Raspberries Are Related To This Fragrant Flower

If you're looking for a healthy snack or a nutritious complement to balance out your breakfast, it's hard to do much better than raspberries.

They offer a number of health benefits, including providing more than 50% of your recommended daily target for Vitamin C. They are also high in fiber and chock full of antioxidants which can help lower inflammation and reduce the risk of chronic conditions such as heart disease, cancer, diabetes, and obesity. Additionally, they are low in sugar, clocking in at just 5 grams per cup. Meanwhile, that apple a day that supposedly keeps the doctor away is loaded with 20 grams of sugar (for one medium-sized fruit).

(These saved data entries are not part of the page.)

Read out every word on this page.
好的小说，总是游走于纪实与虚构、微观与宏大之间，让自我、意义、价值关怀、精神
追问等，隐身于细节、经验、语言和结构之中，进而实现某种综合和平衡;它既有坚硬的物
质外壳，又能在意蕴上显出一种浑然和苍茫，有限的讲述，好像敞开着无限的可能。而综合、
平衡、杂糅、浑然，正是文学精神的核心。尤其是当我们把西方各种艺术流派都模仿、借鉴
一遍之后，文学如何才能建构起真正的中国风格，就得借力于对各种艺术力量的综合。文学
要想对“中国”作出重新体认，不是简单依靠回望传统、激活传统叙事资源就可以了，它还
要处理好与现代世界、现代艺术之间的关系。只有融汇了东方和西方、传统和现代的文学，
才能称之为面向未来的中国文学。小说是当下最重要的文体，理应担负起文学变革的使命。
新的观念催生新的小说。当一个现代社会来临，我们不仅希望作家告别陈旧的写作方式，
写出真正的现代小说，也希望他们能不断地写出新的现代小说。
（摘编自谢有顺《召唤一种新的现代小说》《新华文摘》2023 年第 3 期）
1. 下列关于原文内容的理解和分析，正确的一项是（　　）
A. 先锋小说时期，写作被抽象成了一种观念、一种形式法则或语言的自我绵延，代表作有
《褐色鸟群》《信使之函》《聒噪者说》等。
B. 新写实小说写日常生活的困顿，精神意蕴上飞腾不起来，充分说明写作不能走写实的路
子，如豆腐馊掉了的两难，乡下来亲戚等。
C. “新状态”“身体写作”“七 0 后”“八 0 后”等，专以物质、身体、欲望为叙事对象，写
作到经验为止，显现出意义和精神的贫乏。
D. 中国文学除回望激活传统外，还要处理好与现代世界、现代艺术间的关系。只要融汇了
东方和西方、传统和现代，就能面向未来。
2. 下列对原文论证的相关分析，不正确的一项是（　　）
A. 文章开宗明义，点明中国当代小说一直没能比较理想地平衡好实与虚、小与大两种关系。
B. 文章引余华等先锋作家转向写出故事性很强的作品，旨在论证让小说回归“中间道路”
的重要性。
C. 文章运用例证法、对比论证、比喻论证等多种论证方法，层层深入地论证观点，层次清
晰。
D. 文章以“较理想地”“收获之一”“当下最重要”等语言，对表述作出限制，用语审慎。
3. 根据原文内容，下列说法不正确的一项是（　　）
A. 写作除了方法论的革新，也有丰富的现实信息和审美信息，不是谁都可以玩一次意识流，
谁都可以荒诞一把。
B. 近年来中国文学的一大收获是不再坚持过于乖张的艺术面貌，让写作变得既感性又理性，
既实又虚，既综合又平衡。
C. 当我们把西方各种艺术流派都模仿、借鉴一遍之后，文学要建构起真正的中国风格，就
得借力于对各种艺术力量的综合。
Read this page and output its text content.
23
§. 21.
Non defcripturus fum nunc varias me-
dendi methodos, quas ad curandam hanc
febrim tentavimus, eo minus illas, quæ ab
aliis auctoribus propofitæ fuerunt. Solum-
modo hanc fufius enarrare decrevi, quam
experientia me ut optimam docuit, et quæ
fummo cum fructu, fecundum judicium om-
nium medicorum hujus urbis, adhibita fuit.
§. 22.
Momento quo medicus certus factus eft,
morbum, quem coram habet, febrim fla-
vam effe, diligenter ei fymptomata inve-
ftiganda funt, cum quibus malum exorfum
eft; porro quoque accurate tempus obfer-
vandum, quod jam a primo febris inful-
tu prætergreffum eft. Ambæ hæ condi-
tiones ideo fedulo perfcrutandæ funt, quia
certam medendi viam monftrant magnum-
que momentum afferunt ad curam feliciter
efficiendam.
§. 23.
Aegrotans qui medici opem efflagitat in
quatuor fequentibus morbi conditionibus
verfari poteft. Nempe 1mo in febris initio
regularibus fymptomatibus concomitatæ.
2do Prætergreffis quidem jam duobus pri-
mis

What might surprise you, though, is that this nutritious, vitamin-packed fruit is actually a member of the rose family, according to EatFirst. And it's not alone. Other popular fruits related to this sweet-smelling fragrant flower of romantic lore include cherries, pears, peaches, blackberries, strawberries, plums, and the aforementioned apples.

A rose by any other name

Flowers in the rose family (Rosaceae, which numbers around 3,000 species) often have a cup-like shape with five petals. Many produce the fleshy fruits we associate with the list above.

Should you be lucky enough to live in an area where you can forage for wild raspberries or pick some at a local farm, be vigilant of what state the fruit is in when you pluck it from the plant. They don't ripen once picked, something that sets them apart from many other fruit varieties (via EatFirst).

Once you have collected your raspberries, you might need a little culinary inspiration on how to incorporate them into your cooking. Country Living shares 45 different ways to use them creatively in your kitchen, from concocting refreshing beverages like basil-raspberry lemonade to baking sinful desserts such as raspberry pink velvet cake with raspberry cream cheese frosting. As William Shakespeare once wrote, "A rose by any other name would smell as sweet."